2006-01-10

O caso IBERDROLA

Lembra Jorge de Sena no prefácio à “A Condição Humana” de André Malraux, na edição “Livros do Brasil” que há quem diga que ninguém é o mesmo após a leitura deste livro.
Não sei se isto é inteiramente verdade, suspeito que não, ao ver algumas críticas e reflexões sobre este livro, que já tive oportunidade de ler e onde não vejo traduzida aquilo que é para mim a sua mensagem essencial.
Para mim e para outras pessoas que conheço foi, todavia, inteiramente verdade.
E é à luz de “A condição Humana” que vejo com enorme clareza através do nevoeiro lançado sobre o caso IBERDROLA.
Em primeiro lugar sei que não existe qualquer entidade mítica, como o Estado o Governo reflectindo sobre uma estratégia energética para Portugal, existem apenas actores particulares com os seus interesses ou a sua indiferença e as reflexões que parecem contraditórias são simultaneamente as forças e a resultante destas forças neste jogo.
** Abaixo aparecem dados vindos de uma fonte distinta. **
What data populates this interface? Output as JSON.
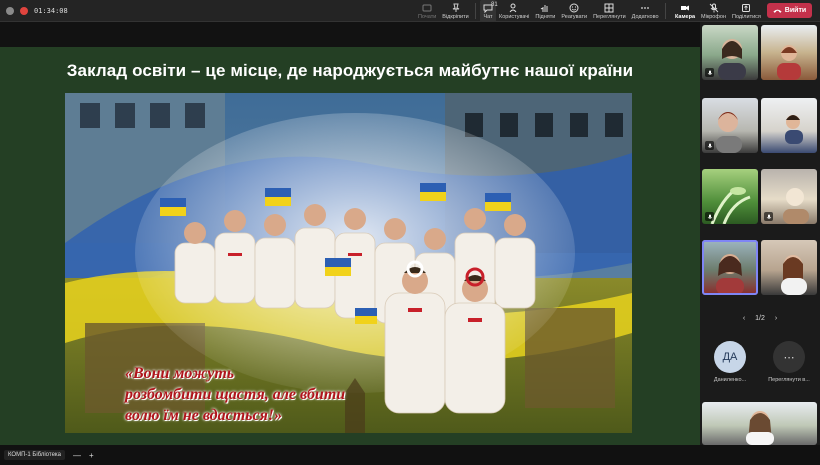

Uma peça importantíssima neste caso é indiscutivelmente Pina Moura. Foi Ministro, embrenhou-se laboriosamente neste sector, fruto de um qualquer acaso ou de uma opção pessoal e criou condições para cimentar a sua vida neste sector, conseguindo mesmo chegar a Presidente da IBERDROLA-Portugal. Todas as suas posições, públicas, semi-públicas e privadas se orientam para um objectivo: manter e reforçar a sua posição na IBEROLA o que naturalmente passa pelo reforço da mesma IBERDROLA em Portugal.
Talone, tem uma estratégia semelhante perante a EDP, reforçando a sua já boa imagem de gestor de acordo com os padrões habituais, garantindo a sua presença ou a sua transferencia para outra empresa de igual importância para si .
As duas estratégias entram em conflito, mas aqui, Pina Moura é mais forte, para além das armas empresariais, que Talone domina melhor, tem as armas política/partidárias, com acesso credível às mais altas instâncias nacionais e mesmo algumas internacionais e o lobbing, os telefonemas os almoços e jantares de trabalho devem ter sido mais do que muitos.
Ganhou, conseguiu remover Talone. e colocar alguém da sua confiança e fez isto apresentando-se ou aparentando não ter nada a ver com o assunto, ele é apenas o Presidente da IBERDROLA-Portugal, não demite nem nomeia gestores públicos para empresas.
O Ministro, como quase todos os Ministros, foi apenas um pião neste jogo, mostrou-se dinâmico, actuante num sector vital, tomando medidas, mas no seu discurso não sabe explicar como isto é bom para o país, limita-se a dizer que é assim em muitas empresas, agentes da concorrência metidos uns na casa dos outros, porque não também na EDP ?
Assim se condiciona o futuro energético de Portugal e por estas simples decisões podemos vir a ser qualquer dia afectados.
Como, ainda não sabemos, ninguém se preocupou muito com isso, há apenas o sentimento difuso de que é um sector estratégico e que devia ser tocado com muito cuidado.
Se calhar até é importante mas não se preocupem, isto não é nada de novo, é sempre assim que se tomam as grandes decisões e nós temos sobrevivido até aqui, é assim “a condição humana”.